Many of today's machine learning-based systems are not built from scratch, but are "composed" from an array of pre-trained, third-party models. Paralleling other forms of software reuse, reusing models can both speed up and simplify the development of ML-based systems. However, a lack of standardization, regulation, and verification of third-party ML models raises security concerns. In particular, ML models are subject to adversarial attacks in which third-party attackers or model providers themselves might embed hidden behaviors that are triggered by pre-specified inputs. This project aims at understanding the security threats incurred by reusing third-party models as building blocks of ML systems and developing tools to help developers mitigate such threats throughout the lifecycle of ML systems. Outcomes from the project will improve ML security in applications from self-driving cars to authentication in the short term while promoting more principled practices of building and operating ML systems in the long run.

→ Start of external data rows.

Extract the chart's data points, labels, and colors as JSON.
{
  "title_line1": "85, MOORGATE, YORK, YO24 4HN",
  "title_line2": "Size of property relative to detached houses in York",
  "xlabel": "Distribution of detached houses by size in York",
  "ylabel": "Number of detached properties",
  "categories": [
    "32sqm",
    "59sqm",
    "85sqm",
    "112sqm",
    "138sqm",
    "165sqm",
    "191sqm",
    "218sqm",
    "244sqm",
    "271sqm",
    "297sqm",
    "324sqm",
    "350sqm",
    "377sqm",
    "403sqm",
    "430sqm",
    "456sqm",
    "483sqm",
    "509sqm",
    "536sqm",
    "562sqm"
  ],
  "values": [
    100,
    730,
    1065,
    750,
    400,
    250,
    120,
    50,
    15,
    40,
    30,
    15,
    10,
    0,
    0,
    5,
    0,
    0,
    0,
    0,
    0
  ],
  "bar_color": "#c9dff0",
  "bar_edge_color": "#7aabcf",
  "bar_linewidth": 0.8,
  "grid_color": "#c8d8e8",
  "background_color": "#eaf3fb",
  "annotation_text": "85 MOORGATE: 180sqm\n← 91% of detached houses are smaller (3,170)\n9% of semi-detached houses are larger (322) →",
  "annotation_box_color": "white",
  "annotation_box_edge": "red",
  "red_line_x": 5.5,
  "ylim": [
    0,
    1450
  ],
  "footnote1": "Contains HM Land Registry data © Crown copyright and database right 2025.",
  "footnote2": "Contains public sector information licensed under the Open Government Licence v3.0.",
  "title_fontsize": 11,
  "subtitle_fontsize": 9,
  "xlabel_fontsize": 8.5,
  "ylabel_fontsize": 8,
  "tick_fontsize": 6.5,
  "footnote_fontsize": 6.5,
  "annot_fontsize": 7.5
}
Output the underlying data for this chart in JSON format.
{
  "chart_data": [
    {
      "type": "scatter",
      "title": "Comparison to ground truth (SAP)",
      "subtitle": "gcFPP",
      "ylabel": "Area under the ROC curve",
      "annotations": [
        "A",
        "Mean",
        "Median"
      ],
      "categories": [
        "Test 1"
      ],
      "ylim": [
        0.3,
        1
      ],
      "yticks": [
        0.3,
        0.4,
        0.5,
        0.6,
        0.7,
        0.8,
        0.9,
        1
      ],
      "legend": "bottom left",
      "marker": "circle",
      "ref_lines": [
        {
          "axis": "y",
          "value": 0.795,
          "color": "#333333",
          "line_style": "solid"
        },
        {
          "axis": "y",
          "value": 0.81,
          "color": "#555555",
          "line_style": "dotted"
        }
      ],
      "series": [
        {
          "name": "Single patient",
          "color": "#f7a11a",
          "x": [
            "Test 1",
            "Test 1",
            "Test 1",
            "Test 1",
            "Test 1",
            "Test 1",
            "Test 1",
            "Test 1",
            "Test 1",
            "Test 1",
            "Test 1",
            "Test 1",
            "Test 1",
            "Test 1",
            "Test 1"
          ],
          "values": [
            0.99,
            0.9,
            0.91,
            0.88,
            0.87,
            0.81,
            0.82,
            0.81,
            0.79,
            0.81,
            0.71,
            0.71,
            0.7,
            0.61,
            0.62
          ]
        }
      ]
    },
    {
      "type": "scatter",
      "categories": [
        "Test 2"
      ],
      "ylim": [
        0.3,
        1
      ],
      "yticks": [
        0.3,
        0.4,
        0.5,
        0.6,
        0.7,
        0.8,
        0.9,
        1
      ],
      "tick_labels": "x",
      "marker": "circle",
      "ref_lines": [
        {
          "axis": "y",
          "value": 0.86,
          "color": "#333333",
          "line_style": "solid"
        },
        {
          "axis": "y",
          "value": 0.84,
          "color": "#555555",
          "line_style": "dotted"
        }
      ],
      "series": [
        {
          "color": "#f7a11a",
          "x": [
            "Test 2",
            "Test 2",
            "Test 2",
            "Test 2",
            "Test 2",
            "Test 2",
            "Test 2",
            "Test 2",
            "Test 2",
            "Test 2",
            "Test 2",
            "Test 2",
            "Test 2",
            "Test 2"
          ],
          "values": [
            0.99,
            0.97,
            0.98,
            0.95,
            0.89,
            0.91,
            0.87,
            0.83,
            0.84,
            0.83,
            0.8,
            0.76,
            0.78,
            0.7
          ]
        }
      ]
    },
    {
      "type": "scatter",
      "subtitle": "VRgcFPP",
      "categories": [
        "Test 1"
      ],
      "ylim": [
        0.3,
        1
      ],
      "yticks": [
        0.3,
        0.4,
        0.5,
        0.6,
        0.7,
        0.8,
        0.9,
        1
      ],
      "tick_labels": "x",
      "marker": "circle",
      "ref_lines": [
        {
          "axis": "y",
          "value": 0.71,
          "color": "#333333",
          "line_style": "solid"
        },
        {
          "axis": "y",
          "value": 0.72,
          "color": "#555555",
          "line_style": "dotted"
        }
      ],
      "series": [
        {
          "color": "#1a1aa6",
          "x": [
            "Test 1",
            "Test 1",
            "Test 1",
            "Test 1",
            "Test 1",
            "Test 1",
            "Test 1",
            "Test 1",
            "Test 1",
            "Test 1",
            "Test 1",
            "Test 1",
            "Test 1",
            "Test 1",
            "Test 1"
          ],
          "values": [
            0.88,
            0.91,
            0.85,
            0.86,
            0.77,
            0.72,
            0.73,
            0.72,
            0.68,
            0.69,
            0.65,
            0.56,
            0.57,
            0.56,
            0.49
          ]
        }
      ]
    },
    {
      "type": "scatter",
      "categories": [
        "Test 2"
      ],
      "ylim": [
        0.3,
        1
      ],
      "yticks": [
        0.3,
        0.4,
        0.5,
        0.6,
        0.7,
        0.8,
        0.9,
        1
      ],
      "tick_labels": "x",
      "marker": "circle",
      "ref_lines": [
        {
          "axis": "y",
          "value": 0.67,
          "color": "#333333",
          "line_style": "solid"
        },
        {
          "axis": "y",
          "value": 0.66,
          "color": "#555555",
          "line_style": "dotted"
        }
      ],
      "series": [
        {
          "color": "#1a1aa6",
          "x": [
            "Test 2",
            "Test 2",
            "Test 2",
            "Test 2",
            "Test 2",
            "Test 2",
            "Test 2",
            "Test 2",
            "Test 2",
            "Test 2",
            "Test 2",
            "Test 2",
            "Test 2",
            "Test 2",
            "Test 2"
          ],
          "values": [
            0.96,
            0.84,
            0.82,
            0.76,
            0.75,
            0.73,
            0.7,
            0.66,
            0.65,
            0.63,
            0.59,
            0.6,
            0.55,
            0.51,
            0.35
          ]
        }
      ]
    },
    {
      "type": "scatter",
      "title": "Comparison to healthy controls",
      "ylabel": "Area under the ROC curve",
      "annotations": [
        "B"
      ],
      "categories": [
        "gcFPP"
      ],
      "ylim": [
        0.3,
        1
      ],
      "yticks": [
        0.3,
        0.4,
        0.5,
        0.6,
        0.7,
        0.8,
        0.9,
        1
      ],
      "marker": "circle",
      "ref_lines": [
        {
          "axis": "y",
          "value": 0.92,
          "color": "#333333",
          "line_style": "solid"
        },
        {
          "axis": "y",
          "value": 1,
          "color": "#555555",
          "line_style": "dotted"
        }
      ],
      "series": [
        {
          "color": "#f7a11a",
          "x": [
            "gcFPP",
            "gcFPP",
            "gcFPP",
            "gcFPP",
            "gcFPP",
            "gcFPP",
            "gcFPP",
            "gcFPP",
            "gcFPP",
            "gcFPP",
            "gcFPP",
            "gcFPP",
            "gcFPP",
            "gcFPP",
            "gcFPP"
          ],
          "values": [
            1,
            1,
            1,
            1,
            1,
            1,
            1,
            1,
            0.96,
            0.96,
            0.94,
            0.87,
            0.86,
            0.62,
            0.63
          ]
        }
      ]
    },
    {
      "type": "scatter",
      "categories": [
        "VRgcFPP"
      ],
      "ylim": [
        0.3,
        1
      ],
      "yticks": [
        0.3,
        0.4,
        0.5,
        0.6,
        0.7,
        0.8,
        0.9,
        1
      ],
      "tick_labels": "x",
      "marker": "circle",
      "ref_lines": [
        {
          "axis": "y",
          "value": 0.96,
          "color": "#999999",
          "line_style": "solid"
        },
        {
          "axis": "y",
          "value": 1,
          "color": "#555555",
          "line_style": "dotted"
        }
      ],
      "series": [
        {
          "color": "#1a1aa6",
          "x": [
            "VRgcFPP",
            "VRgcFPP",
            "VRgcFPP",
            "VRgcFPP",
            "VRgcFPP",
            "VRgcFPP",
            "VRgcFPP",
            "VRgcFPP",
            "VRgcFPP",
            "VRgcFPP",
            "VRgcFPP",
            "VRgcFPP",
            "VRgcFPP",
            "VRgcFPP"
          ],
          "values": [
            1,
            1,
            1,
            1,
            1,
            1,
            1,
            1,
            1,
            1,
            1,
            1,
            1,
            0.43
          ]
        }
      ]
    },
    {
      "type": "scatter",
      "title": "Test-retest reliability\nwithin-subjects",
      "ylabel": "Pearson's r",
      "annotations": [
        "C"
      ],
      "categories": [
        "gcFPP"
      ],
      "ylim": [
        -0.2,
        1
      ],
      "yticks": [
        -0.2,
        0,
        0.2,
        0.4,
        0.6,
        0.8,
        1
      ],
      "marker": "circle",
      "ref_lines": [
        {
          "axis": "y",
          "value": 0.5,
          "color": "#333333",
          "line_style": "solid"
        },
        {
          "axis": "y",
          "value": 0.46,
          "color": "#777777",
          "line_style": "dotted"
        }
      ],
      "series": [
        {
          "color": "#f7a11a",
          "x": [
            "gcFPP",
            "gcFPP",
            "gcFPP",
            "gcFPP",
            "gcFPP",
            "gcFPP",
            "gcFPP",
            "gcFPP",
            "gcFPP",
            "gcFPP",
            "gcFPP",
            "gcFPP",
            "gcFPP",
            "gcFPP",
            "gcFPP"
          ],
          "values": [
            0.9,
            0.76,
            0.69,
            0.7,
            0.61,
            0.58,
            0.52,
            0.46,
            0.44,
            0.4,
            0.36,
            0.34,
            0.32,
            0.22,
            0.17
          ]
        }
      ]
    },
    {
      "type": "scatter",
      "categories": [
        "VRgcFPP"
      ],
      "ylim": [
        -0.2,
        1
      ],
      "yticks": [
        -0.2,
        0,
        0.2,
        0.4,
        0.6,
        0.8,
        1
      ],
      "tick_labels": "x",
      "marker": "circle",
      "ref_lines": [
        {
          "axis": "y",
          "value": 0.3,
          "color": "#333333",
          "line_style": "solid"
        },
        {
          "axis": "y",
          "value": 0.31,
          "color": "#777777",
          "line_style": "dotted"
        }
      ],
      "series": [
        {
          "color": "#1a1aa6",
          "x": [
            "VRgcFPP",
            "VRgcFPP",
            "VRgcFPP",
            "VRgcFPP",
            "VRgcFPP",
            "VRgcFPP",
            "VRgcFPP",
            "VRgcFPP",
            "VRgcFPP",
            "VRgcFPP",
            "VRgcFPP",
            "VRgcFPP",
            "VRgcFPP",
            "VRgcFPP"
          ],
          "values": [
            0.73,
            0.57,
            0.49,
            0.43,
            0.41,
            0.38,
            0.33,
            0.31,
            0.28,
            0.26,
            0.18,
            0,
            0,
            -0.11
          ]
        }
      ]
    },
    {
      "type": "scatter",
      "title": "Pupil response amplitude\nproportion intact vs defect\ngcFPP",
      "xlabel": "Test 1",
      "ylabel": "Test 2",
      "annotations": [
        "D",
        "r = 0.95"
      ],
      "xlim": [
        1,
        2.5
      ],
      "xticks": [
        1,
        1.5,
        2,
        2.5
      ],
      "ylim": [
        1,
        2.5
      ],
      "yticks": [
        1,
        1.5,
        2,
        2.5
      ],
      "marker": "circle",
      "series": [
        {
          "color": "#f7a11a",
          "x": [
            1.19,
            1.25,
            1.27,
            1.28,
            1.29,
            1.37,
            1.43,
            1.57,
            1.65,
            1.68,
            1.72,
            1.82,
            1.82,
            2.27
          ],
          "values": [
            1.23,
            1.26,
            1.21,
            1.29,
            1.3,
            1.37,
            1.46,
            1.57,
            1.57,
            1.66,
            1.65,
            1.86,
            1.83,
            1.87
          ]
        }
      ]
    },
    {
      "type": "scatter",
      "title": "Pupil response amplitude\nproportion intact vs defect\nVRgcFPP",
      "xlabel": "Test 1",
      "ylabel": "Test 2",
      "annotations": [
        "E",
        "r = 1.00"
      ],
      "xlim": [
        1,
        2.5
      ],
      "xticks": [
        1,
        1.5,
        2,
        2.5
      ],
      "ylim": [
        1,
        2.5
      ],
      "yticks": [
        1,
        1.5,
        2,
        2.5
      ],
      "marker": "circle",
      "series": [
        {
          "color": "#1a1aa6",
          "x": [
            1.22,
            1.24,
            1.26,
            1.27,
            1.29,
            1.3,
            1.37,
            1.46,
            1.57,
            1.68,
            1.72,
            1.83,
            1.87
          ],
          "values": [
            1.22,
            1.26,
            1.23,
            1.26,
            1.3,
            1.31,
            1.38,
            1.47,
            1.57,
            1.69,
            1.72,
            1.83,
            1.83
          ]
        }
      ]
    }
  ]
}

One major type of threat incurred by reusing third-party models is model reuse attacks, in which maliciously crafted models ("adversarial models") force host ML systems to malfunction on targeted inputs ("triggers") in a highly predictable manner. This project develops rigorous yet practical methods to proactively detect and remediate such backdoor vulnerabilities. First, it will empirically and analytically investigate the necessary conditions and invariant patterns of model reuse attacks. Second, leveraging these insights, it will develop a chain of mitigation tools that detect potential backdoors, pinpoint triggers, and provide mechanisms to fortify adversarial models against these attacks. Third, it will establish a unified theory of adversarial models and adversarial inputs to deepen more general understanding of adversarial ML. Finally, it will implement all the proposed techniques and system designs in the form of a prototype testbed, which provides a unique research facility for investigating a range of attack and defense techniques. New theories and techniques developed in this project will be integrated into undergraduate and graduate education and used to raise public awareness of the importance of ML security.

This award reflects NSF's statutory mission and has been deemed worthy of support through evaluation using the Foundation's intellectual merit and broader impacts review criteria.